Kobieta bez skazy/List piętnasty

<<< Dane tekstu >>>
Autor Gabriela Zapolska
Tytuł Kobieta bez skazy
Wydawca Oddział Warszawski Instytutu Literackiego „Lektor“
Data wyd. 1921
Druk Drukarnia »Dziennika Polskiego«
Miejsce wyd. Warszawa — Lwów — Kraków
Źródło Skany na commons
Inne Cały tekst
Pobierz jako: EPUB  • PDF  • MOBI 
Indeks stron
LIST PIĘTNASTY.

Droga ty moja! Jedyna na świecie, bo przecież zrozum, że do nikogo się nie mam przytulić, tylko do ciebie, kochanie!
Piszę do ciebie znów dzisiaj, bo tak mi dziwnie jakoś, że mało się nie uduszę własnemi myślami. Są one brzydkie i żmijowate. Czy wiesz? Myślałam całą noc nad tem, że w średnich wiekach bardzo silnie była rozwinięta praktyka owego envoutement, to jest lepiono figurki swego wroga, lepiono je z wosku i kłuto zatrutemi szpilkami, koncentrując w sobie całą siłę nienawiści duchowej, na jaką stać było. Podobno ów pierwowzór figurki miał cierpieć tortury, chorować, ginąć, przepadać, a czasem nawet umierać. Muszę wziąć trochę wosku od froterowania podłóg i ulepić takie dwie poczwary na wzór Kaswina i Halskiego. Zmaczam szpilkę, dajmy na to, w karbolu (który mam od bolu zęba) — i będę kłuła te lalki, kłuła z całą pasją...
Tobie się przyznam. — Właściwie kłułabym nie figurki, wyobrażające małego i Halskiego, ale z większą ulgą te dwie ich... partnerki, w których objęciach zapominają o mnie.
A może nie zapominają.
Może — właśnie — wtedy...
No, ale w każdym razie rola to chyba nie bardzo zaszczytna, choć poetyczna.
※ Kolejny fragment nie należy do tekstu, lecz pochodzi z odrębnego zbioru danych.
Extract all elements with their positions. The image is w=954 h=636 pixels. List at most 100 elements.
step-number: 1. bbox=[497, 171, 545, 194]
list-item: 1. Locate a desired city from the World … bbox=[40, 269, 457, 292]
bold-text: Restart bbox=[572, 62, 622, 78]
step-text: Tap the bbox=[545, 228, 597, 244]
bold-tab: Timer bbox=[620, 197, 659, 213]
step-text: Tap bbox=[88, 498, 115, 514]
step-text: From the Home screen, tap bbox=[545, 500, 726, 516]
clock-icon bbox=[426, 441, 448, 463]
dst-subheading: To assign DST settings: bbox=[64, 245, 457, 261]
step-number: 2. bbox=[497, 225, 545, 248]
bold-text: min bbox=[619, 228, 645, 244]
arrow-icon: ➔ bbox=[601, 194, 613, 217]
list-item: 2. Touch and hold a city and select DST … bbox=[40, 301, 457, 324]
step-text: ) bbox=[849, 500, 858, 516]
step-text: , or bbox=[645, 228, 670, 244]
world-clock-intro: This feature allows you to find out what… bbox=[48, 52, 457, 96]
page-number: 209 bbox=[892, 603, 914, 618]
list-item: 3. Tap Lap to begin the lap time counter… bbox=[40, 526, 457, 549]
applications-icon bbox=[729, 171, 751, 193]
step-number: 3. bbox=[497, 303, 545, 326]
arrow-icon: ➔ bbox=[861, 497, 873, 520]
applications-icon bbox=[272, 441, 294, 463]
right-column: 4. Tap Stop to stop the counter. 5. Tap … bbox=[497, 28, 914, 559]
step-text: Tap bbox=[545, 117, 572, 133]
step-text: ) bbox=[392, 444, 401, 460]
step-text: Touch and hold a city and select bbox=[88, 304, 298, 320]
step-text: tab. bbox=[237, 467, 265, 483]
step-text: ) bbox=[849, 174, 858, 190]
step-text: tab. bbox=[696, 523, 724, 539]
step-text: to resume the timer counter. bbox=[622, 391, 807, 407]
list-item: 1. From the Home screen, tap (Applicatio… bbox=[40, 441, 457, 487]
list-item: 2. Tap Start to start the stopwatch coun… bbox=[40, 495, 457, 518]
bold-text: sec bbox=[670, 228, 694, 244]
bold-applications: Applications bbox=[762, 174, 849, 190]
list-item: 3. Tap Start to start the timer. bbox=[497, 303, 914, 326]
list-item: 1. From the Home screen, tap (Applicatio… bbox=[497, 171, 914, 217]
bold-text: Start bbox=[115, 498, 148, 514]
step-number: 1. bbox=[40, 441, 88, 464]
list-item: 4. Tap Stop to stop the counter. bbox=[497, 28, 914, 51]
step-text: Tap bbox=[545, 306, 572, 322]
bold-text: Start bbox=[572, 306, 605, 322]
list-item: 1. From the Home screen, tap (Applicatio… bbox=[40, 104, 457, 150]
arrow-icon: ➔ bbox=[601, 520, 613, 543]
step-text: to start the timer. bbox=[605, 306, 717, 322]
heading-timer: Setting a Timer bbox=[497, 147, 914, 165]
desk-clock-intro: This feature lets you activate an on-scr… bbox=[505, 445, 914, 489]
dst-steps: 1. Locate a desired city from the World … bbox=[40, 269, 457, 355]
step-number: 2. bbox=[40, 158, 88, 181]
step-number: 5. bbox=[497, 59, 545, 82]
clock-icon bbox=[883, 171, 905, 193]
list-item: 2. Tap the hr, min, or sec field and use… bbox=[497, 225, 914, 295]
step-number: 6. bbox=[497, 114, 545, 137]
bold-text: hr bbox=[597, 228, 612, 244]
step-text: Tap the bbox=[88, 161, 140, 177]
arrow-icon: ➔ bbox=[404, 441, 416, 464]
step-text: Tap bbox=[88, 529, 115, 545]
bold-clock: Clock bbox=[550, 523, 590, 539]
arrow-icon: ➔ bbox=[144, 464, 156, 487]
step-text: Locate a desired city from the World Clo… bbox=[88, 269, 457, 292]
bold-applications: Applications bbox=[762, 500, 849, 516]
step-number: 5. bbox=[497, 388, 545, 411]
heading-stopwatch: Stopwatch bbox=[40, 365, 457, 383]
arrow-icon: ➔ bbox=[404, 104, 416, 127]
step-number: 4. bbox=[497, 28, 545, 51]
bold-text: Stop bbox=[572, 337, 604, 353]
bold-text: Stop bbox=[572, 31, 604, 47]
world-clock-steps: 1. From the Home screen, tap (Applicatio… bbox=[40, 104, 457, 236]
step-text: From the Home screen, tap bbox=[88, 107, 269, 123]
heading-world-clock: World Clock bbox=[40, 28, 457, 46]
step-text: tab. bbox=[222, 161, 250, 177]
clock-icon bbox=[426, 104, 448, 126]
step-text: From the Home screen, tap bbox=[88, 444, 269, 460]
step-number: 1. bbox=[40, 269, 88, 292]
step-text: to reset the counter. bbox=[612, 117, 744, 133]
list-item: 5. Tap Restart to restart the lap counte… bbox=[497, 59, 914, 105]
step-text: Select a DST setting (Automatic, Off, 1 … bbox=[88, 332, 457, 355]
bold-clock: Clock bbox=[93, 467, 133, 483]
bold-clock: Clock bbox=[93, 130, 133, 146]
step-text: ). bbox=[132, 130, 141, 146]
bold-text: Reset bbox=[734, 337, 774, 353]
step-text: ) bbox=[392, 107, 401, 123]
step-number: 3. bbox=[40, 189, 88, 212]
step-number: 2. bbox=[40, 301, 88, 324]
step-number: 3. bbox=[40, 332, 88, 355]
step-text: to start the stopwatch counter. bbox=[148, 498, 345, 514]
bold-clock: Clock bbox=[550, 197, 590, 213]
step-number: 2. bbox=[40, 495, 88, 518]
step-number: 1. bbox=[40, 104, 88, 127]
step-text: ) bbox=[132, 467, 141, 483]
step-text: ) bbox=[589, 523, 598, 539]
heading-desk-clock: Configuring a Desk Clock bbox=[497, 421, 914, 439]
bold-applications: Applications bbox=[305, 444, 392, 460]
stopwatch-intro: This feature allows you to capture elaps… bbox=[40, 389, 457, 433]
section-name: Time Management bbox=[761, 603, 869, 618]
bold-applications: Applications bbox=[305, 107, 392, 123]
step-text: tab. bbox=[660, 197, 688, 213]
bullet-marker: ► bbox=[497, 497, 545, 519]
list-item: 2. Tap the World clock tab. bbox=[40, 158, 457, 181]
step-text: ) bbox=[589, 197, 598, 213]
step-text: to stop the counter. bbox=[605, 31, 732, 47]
Być tym... Nieosiągniętym celem.
Enfin — inaczej być nie może.
Ale mi dziś od rana, jak kobiecie, której już od dawna, od lat całych nikt kwiatów nie przyniósł.
Może i ty czujesz to czasem w twej bezmiernej obowiązkowości? Nagle ujrzałaś, że przez ulicę niosą cudny kosz kwiecia. Takie to zalotne, różowe, liljowe, jakieś kwiaty rozwiane, jak sukienki greckich tancerek. Wiatr igra z wstążkami kokard i delikatną koronką paproci. Czuć w tym koszu kwiatowym miłosny pęd ku pięknej jakiejś, leżącej wśród koronek kobiecie. Ten kosz stanie w półcieniu sypialni, w której pachnie heliotropem, konwalją, pudrem marechal.
Różowo tam i złoto od włosów kobiety.
Na dywanie zapomniano pantofelek, haftowany złotem, i słońce południowe przez muśliny firanek igra z blaskami w gwiazdeczkach haftu... Na szezlągu delikatnie warczy cudowny King Charles, o olbrzymich czarnych oczach i potwornej mordzie chińskiej pokraki.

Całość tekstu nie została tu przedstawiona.